Hauschild contacted Crays and put him in touch with Timm, who felt that the photo should be returned to the Bunker Hill area. He offered what Crays called “a very fair price,” and the photo eventually made its way back to Macoupin County.
The Seventh Illinois is considered the first unit from Illinois to answer the call for troops at the outbreak of the Civil War. The regimental history includes an entry for June 17, 1864 in which the Seventh was in Chattanooga on their way to join the Atlanta Campaign of William T. Sherman.
That day, the Seventh climbed the imposing slopes of Lookout Mountain, described as a “wearisome task,” and reached Point Lookout, where the photo was taken. After “lowering clouds” passed, the men could see Chattanooga and the surrounding areas below.

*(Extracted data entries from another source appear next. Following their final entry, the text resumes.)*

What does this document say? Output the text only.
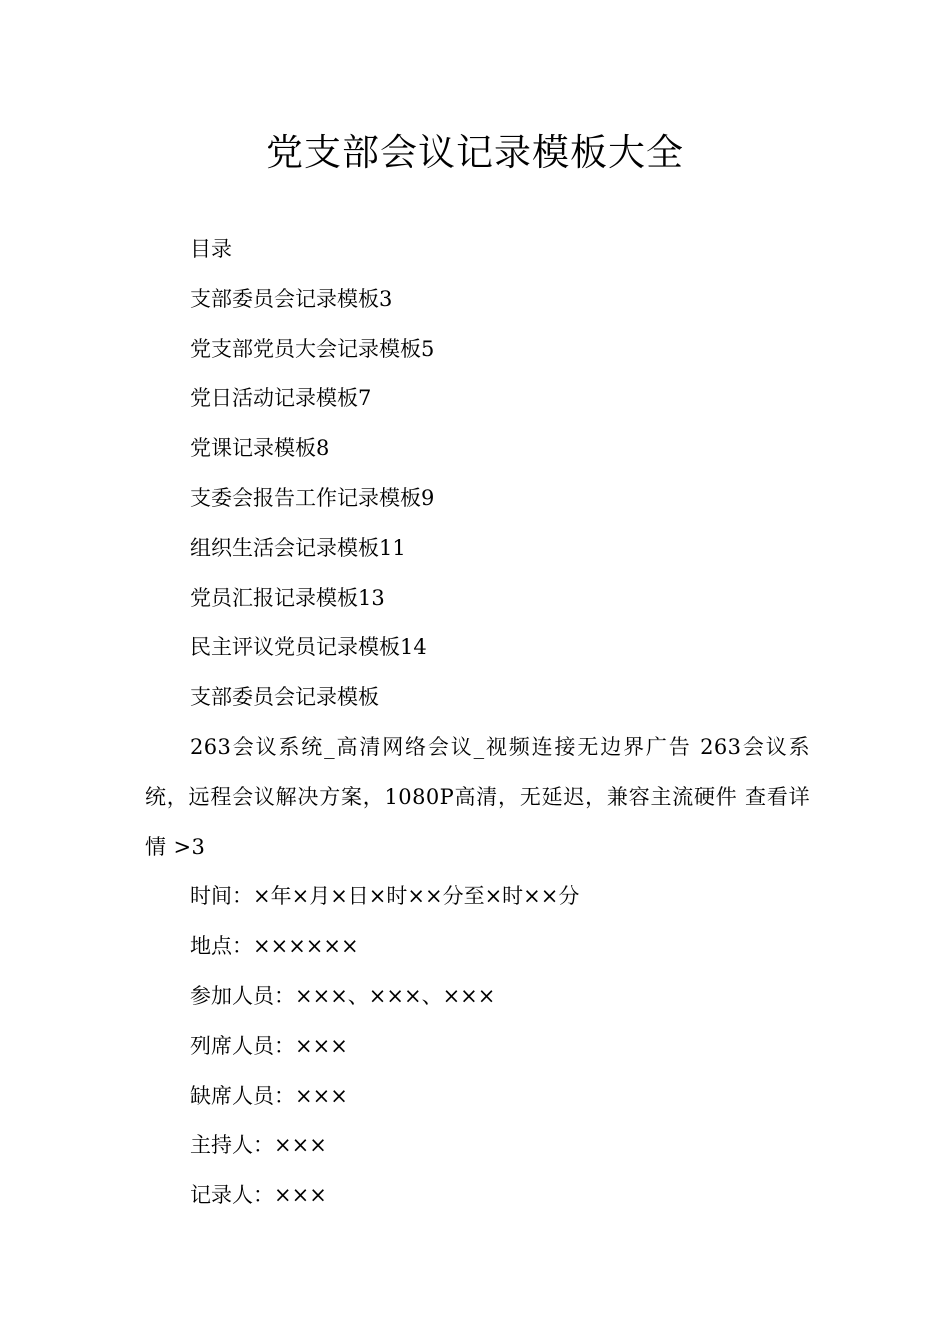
党支部会议记录模板大全

目录

支部委员会记录模板3

党支部党员大会记录模板5

党日活动记录模板7

党课记录模板8

支委会报告工作记录模板9

组织生活会记录模板11

党员汇报记录模板13

民主评议党员记录模板14

支部委员会记录模板

263会议系统_高清网络会议_视频连接无边界广告 263会议系统，远程会议解决方案，1080P高清，无延迟，兼容主流硬件 查看详情 >3

时间：×年×月×日×时××分至×时××分

地点：××××××

参加人员：×××、×××、×××

列席人员：×××

缺席人员：×××

主持人：×××

记录人：×××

The regimental biographer wrote that the men reflected on the Union victories at the battles of Lookout Mountain and Chattanooga the previous November, as well as the bloody Federal defeat at Chickamauga in September 1863. The Chickamauga battlefield was visible from their perch on Lookout Mountain.
Among the men pictured is the unusually-named Christopher Columbus Ryan of Bunker Hill, who still has descendants in Macoupin County. Ryan survived the war, but at least four others in the photo did not.
Crays plans to restore the photo and offer it on loan for display in an area museum. “I’d like to see it in the Abraham Lincoln Presidential Museum in Springfield,” said Crays. “If that doesn’t work out, I’ll look at other places. I think this photo should be in public view for everyone to enjoy.”